Denver City Council is looking to preserve mobile home parks, one of the area’s oldest forms of lowercost housing.

Currently, Denver’s zoning code will not allow people to replace mobile home units, and Council President Jamie Torres said because of the city’s building code restrictions people cannot obtain financing for new units anyway.

Making changes to the policies and codes could allow owners to replace units with more modern mobile homes and increase their safety, as council members said some of them have dangerous wiring.

Two of the five remaining mobile home parks in Denver are located within Councilwoman Candi CdeBaca’s district, one at 4765 N. York St. with 12 units and another with two locations at 5201 N. Adams St. and 5520 N. Steele St. with 55 units.

“It’s pretty simple. We’re discriminating against this housing type and we’re trying to create a space that would allow it,” CdeBaca said. “Those changes are necessary in a lot of those parks for safety concerns and right now if you try to make them safer, you essentially displace people.”

According to the city’s Department of Community Planning and Development, Denver banned mobile home parks in 1956 and designated them as a non-conforming use. The city did, however, allow existing parks to remain as long as they continued to meet safety standards and did not expand.

The Colorado Legislature in 2020 passed a bill that gives tenants of a mobile home park the opportunity to purchase units when they become available, but council members said Denver’s restrictions prevent them from taking advantage of that new law.

“We’ve had a situation where one of our parks went up for sale, and one of the other barriers to an organization buying that was conforming to the zoning, and they couldn’t get the financing for an illegally placed unit,” CdeBaca said. “This is one step in the direction of protecting that land and allowing people to get financed to protect it.”

Torres said city staff has been contemplating the changes since January, and at a recent council committee meeting she said formal action could be taken in October, with new policies in effect by early 2023. The first step would be to enact a moratorium on the redevelopment of mobile home parks, similar to the one Aurora passed in 2018.

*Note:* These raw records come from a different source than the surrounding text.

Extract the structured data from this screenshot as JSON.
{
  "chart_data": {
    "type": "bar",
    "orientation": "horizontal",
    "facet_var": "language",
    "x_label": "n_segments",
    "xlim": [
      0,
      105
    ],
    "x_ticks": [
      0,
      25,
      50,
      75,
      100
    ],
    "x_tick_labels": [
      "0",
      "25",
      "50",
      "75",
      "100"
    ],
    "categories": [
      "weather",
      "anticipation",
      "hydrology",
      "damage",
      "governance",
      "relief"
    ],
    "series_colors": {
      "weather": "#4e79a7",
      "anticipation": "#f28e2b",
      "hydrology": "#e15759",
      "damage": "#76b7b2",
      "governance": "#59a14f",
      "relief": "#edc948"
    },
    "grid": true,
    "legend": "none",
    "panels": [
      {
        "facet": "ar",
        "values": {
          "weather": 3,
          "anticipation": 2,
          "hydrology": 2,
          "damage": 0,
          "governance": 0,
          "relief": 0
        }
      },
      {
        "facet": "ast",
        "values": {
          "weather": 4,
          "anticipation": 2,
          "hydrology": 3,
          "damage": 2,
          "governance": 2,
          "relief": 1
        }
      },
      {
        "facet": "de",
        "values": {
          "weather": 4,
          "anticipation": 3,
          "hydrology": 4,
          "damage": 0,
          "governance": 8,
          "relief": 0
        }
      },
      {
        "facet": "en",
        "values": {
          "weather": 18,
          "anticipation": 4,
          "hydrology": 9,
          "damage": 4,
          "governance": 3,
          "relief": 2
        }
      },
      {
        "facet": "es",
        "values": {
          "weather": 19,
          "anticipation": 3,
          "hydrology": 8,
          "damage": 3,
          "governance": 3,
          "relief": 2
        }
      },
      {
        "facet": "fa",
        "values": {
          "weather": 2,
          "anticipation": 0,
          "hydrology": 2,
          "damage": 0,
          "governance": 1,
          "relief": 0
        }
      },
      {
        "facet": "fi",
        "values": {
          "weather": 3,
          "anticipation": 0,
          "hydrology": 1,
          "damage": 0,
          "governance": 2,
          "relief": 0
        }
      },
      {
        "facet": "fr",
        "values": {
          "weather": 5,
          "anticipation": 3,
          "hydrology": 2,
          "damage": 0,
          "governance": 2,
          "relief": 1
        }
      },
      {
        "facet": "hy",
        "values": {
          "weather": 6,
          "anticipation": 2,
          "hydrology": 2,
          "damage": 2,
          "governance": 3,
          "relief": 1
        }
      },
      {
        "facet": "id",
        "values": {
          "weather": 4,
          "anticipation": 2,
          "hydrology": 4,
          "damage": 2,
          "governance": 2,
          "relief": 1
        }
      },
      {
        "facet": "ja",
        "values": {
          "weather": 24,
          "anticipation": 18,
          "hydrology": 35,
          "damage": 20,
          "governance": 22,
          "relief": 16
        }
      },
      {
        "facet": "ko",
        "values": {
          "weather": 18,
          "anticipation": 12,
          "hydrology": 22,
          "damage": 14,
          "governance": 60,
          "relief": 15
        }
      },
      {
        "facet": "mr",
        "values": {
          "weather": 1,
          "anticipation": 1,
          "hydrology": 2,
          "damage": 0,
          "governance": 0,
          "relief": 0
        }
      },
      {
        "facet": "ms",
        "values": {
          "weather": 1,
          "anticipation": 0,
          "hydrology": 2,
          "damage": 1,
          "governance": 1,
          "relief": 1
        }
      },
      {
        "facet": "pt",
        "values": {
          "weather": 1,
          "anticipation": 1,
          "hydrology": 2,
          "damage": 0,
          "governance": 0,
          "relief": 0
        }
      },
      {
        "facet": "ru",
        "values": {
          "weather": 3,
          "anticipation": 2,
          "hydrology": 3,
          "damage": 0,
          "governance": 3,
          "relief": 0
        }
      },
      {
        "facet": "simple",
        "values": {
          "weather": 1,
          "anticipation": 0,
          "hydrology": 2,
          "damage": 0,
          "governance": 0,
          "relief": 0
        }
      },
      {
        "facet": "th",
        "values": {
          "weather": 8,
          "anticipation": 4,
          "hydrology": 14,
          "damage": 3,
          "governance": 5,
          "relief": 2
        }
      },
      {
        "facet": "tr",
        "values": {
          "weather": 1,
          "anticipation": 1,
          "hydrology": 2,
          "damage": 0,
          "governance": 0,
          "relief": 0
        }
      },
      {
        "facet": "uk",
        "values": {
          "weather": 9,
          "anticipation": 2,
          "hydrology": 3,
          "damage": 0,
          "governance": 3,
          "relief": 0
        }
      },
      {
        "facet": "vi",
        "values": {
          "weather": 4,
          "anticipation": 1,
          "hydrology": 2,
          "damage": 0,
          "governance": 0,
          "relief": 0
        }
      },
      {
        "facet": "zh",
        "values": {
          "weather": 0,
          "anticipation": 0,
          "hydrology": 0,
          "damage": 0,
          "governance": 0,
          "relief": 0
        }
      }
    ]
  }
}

The next would be to change the zoning code to allow homeowners to have Department of Housing and Urban Development- manufactured homes that would not violate a non-conforming use of the mobile home park. That could be before the council by March.

“I am very frustrated by the building code issue,” Councilwoman Robin Kniech said. “Today, units that are 50 years old with bad electrical are three feet apart. To pretend those residents are safer today than they would be in a new home three feet apart is a legal fiction. It pretends everybody’s fine today and it closes our eyes to how they live today and says, ‘It wouldn’t be safe to live in a totally new unit three feet apart tomorrow.’”

A new zoning district specifically that would address mobile home parks could be developed between 2023 and 2025, Torres said. Councilwoman Debbie Ortega said she had her own issues when addressing issues related to mobile homes, and it might be easier for inspections to be limited to a few units, so long as they’re all built to the same specifications.

“When you’re talking about trying to meet the needs of people who are living in what everybody considers more affordable housing, we’ve got to find ways to make it happen,” Ortega said.

CdeBaca also asked about allowing for spaces of homes with wheels, such as RVs and other tiny home configurations to create more lower-cost housing, but Jill Jennings Golich, CPD deputy executive director, said her staff would have to report back later on any efforts related to those types of units.

“The current cost of land makes housing unattainable but this allows us to keep and get roofs more substantial than a tent and more conducive to more heads than a tiny home,” CdeBaca told The G.E.S. Gazette. “Additionally, the wave of the future is prefabricated, modular, 3D-printed structures. We should be getting ahead of the curve and working with any innovations that get people off the sidewalks.”